Contrary to popular belief, the European Jews, who were the driving force behind the creation of Israel, are not descended from the biblical Jews. Rather, the evidence seems to suggest that they are descended from the Khazar people, who originated in modern-day, southern Russia sometime around 600 AD. The Khazars adopted Rabbinical Judaism as a state religion around 800 AD. Prior to the holocaust and the Jewish exodus out of Europe to Israel, Poland and Ukraine remained the centers of Jewish culture in Europe. The Khazar theory of origin is the only theory that can explain how the Jews ended up in Poland and Ukraine.
Little today remains in the historical record of the Khazar people. However, it is known that they inhabited the southern steppes of Russia from about 600 until 1230 and the arrival of Ghenis Khan. The Khazars are rumored to have adopted Rabbinical Judaism for political reasons. They hoped to remain neutral between the feuding Muslims and Orthodox Christians in their neighborhood.

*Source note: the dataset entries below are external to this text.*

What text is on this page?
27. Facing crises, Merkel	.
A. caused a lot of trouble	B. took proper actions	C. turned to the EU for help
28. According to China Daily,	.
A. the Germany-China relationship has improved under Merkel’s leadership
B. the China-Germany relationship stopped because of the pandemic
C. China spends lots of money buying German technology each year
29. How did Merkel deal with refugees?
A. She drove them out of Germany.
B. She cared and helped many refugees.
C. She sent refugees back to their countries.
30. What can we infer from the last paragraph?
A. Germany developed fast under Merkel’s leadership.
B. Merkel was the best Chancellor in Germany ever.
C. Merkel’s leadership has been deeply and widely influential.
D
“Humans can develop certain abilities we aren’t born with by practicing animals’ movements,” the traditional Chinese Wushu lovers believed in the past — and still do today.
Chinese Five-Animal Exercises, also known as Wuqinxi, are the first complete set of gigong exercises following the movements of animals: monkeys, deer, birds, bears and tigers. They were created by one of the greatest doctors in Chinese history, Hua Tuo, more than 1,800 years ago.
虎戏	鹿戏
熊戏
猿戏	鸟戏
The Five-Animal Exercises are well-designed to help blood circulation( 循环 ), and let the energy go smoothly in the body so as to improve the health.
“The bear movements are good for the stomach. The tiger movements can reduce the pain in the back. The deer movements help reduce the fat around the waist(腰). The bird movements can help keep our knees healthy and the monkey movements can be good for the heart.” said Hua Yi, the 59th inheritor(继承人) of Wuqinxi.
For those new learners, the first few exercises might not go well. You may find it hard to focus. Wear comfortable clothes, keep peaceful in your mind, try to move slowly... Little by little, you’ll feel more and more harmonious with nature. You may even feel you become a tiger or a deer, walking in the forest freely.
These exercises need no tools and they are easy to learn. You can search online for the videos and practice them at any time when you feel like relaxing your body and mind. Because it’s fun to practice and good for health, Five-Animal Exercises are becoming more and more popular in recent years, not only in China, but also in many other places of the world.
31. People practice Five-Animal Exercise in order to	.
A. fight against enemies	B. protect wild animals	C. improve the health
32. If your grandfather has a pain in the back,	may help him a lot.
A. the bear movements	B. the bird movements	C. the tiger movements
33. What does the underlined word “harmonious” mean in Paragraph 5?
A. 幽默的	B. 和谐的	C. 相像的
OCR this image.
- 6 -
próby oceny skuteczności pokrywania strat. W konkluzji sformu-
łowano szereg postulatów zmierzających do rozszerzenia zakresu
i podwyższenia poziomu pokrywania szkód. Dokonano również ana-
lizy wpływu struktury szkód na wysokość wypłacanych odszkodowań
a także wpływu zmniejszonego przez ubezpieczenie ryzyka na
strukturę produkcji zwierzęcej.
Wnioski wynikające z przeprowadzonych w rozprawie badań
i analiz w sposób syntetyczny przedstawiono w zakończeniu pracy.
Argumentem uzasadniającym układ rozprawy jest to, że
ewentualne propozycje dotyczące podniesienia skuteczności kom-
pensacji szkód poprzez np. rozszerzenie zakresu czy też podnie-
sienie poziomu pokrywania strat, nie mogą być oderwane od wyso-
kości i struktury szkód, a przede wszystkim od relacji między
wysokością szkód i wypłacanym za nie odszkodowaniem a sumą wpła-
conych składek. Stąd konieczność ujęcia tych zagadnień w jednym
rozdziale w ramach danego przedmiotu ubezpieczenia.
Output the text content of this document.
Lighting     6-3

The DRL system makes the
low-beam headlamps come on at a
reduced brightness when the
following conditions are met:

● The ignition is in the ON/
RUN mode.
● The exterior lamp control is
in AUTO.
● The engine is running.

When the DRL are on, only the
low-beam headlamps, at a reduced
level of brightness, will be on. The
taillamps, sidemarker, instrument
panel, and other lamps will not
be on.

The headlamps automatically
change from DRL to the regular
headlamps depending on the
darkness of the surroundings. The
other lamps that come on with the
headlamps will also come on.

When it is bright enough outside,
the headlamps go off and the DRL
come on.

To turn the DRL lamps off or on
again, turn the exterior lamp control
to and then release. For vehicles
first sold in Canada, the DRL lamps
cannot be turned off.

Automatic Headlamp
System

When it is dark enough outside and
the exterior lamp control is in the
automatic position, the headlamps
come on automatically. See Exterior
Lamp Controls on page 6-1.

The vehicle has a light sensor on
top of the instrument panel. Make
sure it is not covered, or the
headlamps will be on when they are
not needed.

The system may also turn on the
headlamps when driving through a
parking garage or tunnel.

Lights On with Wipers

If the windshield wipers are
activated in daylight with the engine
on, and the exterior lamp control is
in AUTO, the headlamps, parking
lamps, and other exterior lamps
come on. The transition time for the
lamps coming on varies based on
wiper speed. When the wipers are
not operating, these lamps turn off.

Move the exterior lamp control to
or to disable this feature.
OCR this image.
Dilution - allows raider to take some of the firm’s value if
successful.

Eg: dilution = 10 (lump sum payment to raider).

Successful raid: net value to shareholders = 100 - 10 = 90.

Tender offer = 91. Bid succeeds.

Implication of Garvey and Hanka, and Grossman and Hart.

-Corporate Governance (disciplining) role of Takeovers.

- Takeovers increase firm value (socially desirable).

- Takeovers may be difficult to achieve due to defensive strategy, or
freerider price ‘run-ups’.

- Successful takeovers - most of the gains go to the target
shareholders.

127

Around 1050 the early Russian state conquered the Khazars. This sent the Khazars into decline. However, the Khazars were able to hang on until around 1230, when Ghengis Khan and the Golden Horde came roaring through. The Mongols set up their capital Astrakhan right next to the old Khazar capital Atil. The arrival of the Mongols forced the Khazars to flee westward into Modern-day Ukraine and Poland.
After Kiev fell to the Mongols, Kiev and the surrounding areas were incorporated into the Polish-Lithuanian Commonwealth. As the Poles consolidated these areas under their control, they encountered recently-arrived Khazar refugees. In a bid to make it easier to secure control of the region, the Poles agreed to grant the Khazars religious freedom if the Khazars agreed to recognize their rule.
The Khazars evolved into modern-day Ashkenazi Jews in Poland and Ukraine. They remained a core part of the Polish state until it fell apart, first during the Deluge from 1654 to 1657 and then during the Partitions from 1772 to 1795. The collapse of the Polish state sent Jewish refugees fleeing into Western Europe. Many of them were also incorporated into the Russian Empire as it grew at the expense of Poland.
After the collapse of the Polish state, Jews remained flung all over Europe. The Holocaust had the unusual effect of unifying all of Europe’s Jews. The survivors of this tragedy decided to band together to create their own, Jewish state, leading to Israel.